Still worth it for society as someone is locked into medical practice for 10 years and then likely too established with spending patterns to switch into a lower paid job. Would be different if med school was free with a stipend as many might bail out of clinical practice post graduation if zero debt. I agree with you there’s a big political risk the programs could be changed.
Doesn’t seem very fair since I paid off $220k debt after graduating in 2002 (a lot at that time) but then again I’ve benefited from real estate appreciation. I won’t worry as much about new hires with $400k debt in debt and $250k salaries as it seems like that debt shouldn’t be an issue if they go through all those steps. If you are a med student now your job should to become an expert in these loan programs. Even if from a wealthy family why pay if you can take loans and get them forgiven? When the program is it rational to use it.
Unfortunately houses have close to doubled in price 10 years ago so even though their debt may be taken care of overall cost of living is still high if you are starting out with no assets.
I wonder if those hiring faculty for academic programs see this translate into more applicants? At least in veterinary medicine, academia is getting hammered in that we get almost no applicants for specialist postings. The opportunities in private practice abound and, even if the “numbers” work better to get PSLF, when people finish residency they just go into practice and obliterate their loans (often fairly high balances) in a few years. There’s probably an aspect of the academic lifestyle and job expectations having an impact too. If we could rely on veterinary residents running the numbers as this article describes, I would be pretty hopeful for the future of academia! What I am seeing in reality is we have a real hard time recruiting.

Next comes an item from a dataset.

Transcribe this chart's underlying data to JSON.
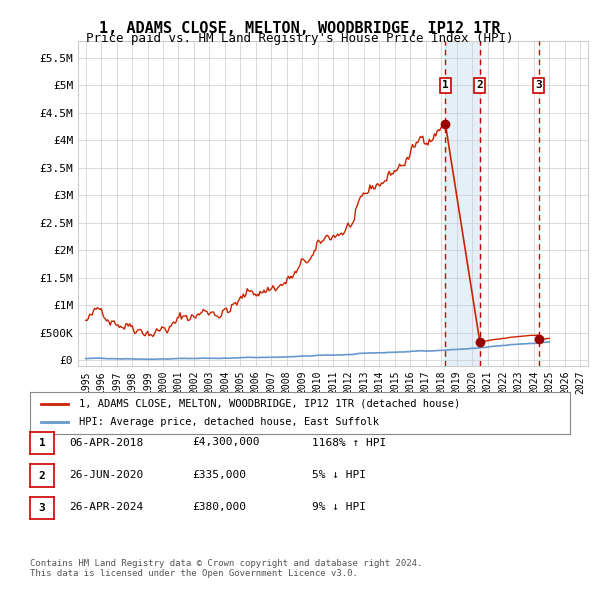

These private refinance rates are just no longer competitive with the SAVE program. If anyone has money saved up from the pandemic, it seems a better idea to put that money in T-bills and effectively reduce your interest rate and pay what you can toward loans (above the minimum).
Doesn’t hurt to check rates, but lots of people are coming to the same conclusion as you. Although the SAVE program doesn’t lower rates once you’re making (and certifying to) attending kind of money. Your federal rates are what they are, but the rates you can refinance to have definitely gone up in the last 2 years.